Editorial: Obama terá que cumprir sua promessa de um governo para o povo

Quando aceitou a indicação de seu partido no ano passado, Barack Obama repudiou a postura você está sozinho que havia definido o relacionamento entre o governo e o povo.

The New York Times |

Ele disse que o governo não pode fazer tudo, mas prometeu que a sua gestão fará tudo que os indivíduos não puderem fazer por si mesmos: um governo que "nos protegerá do perigo e oferecerá a cada criança uma educação decente, que manterá nossas águas limpas e nossos brinquedos seguros, investirá em novas escolas e abrirá novas estradas e caminhos para novas tecnologias e ciências".

Nesta terça-feira, ele fará seu juramento diante de uma nação que depositou uma enorme confiança (e esperança) na ideia de que esta promessa será mantida por um homem de 47 anos de Illinois que desafiou toda a sabedoria convencional e se tornou primeiro presidente negro dos Estados Unidos.

O 44º líder executivo do país já está a caminho de cumprir sua promessa. A Câmara revelou um plano de resgate econômico de US$825 bilhões na semana passada, que foi desenvolvido em parceira com Obama e inclui dinheiro para educação, infraestrutura, investimentos em novas energias e pesquisas, assim como gastos emergenciais para o seguro desemprego, a saúde pública e a alimentação.

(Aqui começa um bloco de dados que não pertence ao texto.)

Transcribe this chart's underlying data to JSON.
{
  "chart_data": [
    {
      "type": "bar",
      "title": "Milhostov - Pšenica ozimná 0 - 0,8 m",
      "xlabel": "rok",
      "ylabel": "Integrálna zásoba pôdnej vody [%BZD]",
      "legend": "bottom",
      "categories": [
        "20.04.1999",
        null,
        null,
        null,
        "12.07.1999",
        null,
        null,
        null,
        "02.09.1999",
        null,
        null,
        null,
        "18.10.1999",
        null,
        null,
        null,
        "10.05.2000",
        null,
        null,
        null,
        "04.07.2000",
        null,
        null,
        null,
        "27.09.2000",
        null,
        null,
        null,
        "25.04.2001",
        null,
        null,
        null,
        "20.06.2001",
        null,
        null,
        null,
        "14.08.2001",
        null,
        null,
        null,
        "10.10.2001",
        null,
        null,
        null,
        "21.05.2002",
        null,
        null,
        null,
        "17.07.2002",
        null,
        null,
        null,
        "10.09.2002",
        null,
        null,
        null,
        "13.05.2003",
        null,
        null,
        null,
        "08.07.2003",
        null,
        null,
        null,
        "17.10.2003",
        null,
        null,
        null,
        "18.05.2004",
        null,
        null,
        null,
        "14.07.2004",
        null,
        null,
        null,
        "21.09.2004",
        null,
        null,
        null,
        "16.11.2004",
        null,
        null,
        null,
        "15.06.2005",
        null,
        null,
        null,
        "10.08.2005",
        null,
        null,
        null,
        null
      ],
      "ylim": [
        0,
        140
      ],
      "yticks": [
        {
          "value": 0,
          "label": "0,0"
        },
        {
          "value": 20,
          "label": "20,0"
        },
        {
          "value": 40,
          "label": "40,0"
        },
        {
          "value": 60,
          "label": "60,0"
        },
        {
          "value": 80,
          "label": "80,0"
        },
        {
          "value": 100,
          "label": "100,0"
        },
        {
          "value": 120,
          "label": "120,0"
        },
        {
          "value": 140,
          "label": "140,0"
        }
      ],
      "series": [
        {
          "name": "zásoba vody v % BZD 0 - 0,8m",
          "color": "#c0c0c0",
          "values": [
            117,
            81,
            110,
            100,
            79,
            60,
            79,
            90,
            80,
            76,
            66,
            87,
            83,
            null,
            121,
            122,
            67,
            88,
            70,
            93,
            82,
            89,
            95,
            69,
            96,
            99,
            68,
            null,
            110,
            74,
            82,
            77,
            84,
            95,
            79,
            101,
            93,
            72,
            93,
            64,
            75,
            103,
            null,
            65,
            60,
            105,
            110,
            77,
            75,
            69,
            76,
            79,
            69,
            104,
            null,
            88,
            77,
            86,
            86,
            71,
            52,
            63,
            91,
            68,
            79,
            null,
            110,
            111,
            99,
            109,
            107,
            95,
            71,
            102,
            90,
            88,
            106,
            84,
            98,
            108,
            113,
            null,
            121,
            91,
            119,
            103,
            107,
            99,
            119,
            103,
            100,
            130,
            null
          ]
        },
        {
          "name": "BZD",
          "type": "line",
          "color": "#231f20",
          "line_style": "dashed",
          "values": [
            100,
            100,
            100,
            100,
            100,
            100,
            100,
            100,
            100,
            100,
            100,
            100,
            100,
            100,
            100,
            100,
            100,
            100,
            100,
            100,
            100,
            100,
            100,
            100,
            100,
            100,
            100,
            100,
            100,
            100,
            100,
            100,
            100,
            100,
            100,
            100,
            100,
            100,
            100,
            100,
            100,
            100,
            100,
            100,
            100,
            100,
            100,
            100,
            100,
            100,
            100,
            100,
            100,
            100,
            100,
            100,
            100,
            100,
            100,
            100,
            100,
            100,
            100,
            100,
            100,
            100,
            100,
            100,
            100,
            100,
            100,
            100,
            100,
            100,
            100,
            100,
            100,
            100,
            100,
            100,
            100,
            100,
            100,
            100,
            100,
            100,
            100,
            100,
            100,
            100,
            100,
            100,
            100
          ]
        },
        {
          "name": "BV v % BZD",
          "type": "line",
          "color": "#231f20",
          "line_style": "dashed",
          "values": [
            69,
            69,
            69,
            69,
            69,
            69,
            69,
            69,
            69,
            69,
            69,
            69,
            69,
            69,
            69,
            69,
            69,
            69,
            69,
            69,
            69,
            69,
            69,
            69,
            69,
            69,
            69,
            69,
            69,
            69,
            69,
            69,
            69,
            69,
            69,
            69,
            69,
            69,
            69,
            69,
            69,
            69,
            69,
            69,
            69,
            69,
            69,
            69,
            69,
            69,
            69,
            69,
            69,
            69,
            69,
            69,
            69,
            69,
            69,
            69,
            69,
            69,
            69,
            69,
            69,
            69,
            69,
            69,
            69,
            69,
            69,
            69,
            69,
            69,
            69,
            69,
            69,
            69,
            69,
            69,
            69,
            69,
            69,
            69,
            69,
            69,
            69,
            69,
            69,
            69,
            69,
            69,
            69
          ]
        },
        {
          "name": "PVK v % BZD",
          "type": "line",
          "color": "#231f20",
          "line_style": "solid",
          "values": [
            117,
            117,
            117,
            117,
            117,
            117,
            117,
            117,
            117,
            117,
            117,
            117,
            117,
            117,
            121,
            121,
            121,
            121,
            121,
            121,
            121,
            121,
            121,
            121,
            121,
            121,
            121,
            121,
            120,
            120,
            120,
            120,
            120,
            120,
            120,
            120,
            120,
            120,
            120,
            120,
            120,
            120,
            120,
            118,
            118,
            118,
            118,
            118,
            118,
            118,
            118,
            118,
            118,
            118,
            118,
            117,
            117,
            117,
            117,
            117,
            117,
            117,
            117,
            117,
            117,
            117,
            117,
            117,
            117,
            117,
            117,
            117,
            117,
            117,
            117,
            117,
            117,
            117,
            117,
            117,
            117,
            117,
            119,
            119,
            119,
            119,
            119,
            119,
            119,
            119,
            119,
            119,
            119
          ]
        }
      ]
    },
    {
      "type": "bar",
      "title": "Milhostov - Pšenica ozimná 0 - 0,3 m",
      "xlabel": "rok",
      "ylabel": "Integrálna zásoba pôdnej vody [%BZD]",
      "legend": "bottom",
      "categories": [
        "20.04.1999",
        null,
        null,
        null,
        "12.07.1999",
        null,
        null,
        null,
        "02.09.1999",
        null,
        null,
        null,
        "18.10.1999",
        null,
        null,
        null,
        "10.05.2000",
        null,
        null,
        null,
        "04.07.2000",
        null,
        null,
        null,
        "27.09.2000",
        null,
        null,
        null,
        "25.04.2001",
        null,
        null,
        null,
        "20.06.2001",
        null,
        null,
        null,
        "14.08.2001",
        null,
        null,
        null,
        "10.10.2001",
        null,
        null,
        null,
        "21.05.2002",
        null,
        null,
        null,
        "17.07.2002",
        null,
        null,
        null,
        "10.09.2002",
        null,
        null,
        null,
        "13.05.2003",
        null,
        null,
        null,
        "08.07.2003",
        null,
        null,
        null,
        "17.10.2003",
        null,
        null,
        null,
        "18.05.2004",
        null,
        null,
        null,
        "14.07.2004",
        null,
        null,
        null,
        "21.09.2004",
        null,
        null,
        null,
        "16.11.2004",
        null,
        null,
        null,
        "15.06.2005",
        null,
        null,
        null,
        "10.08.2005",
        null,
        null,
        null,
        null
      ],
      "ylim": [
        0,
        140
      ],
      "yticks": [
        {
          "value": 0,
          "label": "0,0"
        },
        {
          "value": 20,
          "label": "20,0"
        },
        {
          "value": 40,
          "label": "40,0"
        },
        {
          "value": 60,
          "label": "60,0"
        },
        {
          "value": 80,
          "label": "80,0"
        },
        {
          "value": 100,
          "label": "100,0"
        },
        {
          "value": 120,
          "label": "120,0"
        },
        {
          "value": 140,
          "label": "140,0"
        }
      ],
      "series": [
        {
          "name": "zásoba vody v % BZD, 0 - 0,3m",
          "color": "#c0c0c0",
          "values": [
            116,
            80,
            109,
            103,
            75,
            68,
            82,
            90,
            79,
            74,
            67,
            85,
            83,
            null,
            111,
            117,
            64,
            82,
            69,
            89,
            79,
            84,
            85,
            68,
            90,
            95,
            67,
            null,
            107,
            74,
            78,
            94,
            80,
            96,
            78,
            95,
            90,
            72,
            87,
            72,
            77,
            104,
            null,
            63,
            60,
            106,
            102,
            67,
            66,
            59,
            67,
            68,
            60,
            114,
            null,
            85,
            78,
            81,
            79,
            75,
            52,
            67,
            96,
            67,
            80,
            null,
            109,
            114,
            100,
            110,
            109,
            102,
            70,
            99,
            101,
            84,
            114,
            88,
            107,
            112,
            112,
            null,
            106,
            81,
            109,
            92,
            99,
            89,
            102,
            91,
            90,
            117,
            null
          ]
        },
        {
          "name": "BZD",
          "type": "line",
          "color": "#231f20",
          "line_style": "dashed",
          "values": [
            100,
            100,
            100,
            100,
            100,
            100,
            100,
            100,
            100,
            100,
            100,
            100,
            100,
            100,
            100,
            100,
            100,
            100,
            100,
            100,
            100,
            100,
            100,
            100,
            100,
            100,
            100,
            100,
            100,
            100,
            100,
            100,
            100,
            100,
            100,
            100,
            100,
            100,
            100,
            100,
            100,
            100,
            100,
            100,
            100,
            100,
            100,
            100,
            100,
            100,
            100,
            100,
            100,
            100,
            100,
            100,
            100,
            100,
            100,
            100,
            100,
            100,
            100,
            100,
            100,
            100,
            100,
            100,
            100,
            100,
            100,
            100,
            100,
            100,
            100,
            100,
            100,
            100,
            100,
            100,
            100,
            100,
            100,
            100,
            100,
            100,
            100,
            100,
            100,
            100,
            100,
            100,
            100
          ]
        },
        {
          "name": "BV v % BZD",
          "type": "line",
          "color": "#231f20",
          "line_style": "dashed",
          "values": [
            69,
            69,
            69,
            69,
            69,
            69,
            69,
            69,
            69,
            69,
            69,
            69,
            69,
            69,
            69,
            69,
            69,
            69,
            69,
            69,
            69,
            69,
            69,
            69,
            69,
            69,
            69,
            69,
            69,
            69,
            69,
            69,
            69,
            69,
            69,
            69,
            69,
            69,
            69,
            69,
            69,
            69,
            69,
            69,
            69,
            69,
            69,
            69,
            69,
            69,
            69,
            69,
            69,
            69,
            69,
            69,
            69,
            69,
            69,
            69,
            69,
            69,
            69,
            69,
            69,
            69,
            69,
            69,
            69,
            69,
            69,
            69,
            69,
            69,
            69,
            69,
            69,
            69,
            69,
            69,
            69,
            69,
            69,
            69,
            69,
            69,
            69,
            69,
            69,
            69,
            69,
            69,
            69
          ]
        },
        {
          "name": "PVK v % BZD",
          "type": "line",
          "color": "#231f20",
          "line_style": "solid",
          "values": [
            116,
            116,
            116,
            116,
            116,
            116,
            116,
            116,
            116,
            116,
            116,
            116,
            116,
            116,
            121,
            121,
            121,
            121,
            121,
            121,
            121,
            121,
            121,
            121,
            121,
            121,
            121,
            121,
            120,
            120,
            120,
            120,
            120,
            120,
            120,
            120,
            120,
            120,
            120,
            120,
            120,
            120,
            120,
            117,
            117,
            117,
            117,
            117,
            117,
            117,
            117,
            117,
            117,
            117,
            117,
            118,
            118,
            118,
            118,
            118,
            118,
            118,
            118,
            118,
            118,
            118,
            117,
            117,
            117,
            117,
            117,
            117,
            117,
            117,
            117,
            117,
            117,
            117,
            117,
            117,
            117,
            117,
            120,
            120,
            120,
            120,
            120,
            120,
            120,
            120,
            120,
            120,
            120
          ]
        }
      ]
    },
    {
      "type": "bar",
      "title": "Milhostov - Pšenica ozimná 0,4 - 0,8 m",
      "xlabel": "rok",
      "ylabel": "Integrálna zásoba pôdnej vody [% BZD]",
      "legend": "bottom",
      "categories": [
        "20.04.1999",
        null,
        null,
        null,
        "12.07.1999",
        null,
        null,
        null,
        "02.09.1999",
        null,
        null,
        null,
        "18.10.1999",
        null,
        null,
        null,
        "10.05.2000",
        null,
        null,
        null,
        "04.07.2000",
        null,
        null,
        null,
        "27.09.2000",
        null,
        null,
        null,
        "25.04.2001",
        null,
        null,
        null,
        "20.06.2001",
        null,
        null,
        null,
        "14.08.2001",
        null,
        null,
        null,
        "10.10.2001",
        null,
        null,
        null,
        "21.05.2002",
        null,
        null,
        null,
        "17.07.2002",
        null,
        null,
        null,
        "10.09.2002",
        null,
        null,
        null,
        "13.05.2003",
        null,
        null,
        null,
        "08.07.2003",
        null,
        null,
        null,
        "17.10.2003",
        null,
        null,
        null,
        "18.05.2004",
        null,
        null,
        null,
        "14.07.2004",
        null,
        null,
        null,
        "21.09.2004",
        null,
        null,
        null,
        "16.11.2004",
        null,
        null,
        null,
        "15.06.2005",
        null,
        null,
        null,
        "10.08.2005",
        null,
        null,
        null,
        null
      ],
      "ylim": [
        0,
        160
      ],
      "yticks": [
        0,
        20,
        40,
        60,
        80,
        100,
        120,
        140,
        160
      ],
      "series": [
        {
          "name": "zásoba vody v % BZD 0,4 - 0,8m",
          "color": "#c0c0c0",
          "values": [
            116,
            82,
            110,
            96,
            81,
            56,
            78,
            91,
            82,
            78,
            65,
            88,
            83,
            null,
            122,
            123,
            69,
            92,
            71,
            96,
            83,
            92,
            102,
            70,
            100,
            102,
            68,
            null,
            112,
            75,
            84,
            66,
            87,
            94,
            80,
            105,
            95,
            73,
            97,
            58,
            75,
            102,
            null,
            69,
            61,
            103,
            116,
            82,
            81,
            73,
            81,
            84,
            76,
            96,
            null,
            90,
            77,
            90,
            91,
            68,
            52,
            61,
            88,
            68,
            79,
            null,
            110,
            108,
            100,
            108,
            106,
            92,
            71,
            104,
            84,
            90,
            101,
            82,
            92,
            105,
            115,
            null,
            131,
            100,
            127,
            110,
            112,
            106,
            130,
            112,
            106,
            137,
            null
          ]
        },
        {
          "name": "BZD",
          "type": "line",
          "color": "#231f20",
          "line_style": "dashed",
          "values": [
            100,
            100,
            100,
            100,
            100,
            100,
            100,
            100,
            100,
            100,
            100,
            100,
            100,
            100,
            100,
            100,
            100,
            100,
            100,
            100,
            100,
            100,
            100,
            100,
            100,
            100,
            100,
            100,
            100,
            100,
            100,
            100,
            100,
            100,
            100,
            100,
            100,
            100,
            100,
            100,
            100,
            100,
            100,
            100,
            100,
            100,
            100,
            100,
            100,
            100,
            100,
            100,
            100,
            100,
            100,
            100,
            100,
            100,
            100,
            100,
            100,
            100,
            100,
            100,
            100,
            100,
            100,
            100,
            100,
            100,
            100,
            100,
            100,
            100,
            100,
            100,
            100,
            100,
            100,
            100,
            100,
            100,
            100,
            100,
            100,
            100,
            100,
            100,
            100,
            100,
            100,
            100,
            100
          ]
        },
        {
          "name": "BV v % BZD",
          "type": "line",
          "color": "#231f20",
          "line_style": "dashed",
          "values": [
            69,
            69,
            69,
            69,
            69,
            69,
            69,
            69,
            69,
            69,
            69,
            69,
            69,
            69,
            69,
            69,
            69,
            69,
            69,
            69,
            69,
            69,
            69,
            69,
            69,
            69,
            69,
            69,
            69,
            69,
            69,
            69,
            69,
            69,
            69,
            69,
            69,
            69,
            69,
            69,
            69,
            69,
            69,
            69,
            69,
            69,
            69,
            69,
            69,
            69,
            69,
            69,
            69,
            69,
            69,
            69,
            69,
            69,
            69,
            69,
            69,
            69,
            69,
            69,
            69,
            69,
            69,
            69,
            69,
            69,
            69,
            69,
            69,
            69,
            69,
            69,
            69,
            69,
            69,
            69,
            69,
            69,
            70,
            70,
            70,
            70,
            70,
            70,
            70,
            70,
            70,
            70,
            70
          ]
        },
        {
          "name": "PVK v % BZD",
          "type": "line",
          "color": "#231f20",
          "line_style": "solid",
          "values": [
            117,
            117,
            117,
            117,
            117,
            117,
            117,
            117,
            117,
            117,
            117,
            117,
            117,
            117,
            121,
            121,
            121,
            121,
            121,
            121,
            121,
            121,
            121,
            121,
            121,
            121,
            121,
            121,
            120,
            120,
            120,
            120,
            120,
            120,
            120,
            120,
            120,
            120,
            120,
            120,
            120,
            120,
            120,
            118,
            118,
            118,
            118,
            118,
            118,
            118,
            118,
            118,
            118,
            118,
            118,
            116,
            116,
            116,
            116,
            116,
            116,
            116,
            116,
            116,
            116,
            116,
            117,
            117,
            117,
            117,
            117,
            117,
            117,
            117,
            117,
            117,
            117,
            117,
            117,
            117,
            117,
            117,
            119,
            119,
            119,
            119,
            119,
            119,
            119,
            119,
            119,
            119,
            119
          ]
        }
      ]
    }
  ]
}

Os detalhes devem mudar conforme o pacote for levado ao Congresso. Obama e os legisladores seriam sábios, por exemplo, em aceitar menos dinheiro para o corte de impostos de baixo rendimento e mais para os gastos públicos de alto retorno. Mas a seu favor podemos dizer que o pacote em geral está bem alinhado e chega no momento certo.

Há, no entanto, uma grave omissão que caberia à promessa de Obama, segundo a qual o governo deve ajudar o indivíduo. Não há nada no pacote, ainda, que impeça as desapropriações de lares americanos.
Tal omissão era compreensível quando o pacote foi criado como um estimulo, o que significava ações a curto prazo para recuperar a economia. Mas ele se tornou mais do que isso (com razão, dado o cenário econômico). Para ser um bom plano de recuperação, o alívio às desapropriações é essencial. Sem ele, o problema de moradia, a crise financeira e a recessão continuarão a alimentar um ao outro em um ciclo vicioso.

O primeiro passo para oferecer o alívio é incluir no pacote uma medida que permita que proprietários em dificuldades modifiquem os termos de seus financiamentos em uma corte de proteção à falência, um caminho atualmente negado por uma lei antiquada e anti-consumidor. Obama defendia esta emenda durante sua campanha. Comitês tanto na Câmara quanto no Senado passaram uma emenda contra a falência no ano passado.

Agora, os líderes do Senado prometeram ir atrás de mudanças no código de falência da sua versão do pacote de resgate, esperado para esta semana. Em mais um passo em nome da solução, o Citigroup recentemente apoiou a emenda proposta pelo Senado, reconhecendo, finalmente, que a crise financeira não terá fim até que a inadimplência e as desapropriações acabem. 

O medo agora é que incluir uma provisão contra a falência no pacote de recuperação custe votos entre os senadores republicanos que se opõem à medida, amplamente por solidariedade ao setor de empréstimos financeiros. Mas dada a importância do pacote, líderes do Senado estão confiantes que ele será aprovado, mesmo com a medida. 
Obama pode conseguir apoio para a medida explicando ao povo americano que é uma forma de começar a solucionar o problema de desapropriações que não custará nada ao contribuinte. Na verdade, seria desmedido seguir adiante com um plano que envolva o financiamento dos contribuintes sem antes colocar em prática medidas que ajudem a atingir os resultados desejados sem envolvê-los.

A emenda contra falência não pode impedir todas as desapropriações, mas é um começo. E seria um ótimo exemplo do governo fazendo pelos indivíduos o que eles não podem fazer por si mesmos - abrindo as portas de uma corte que está fechada por lei.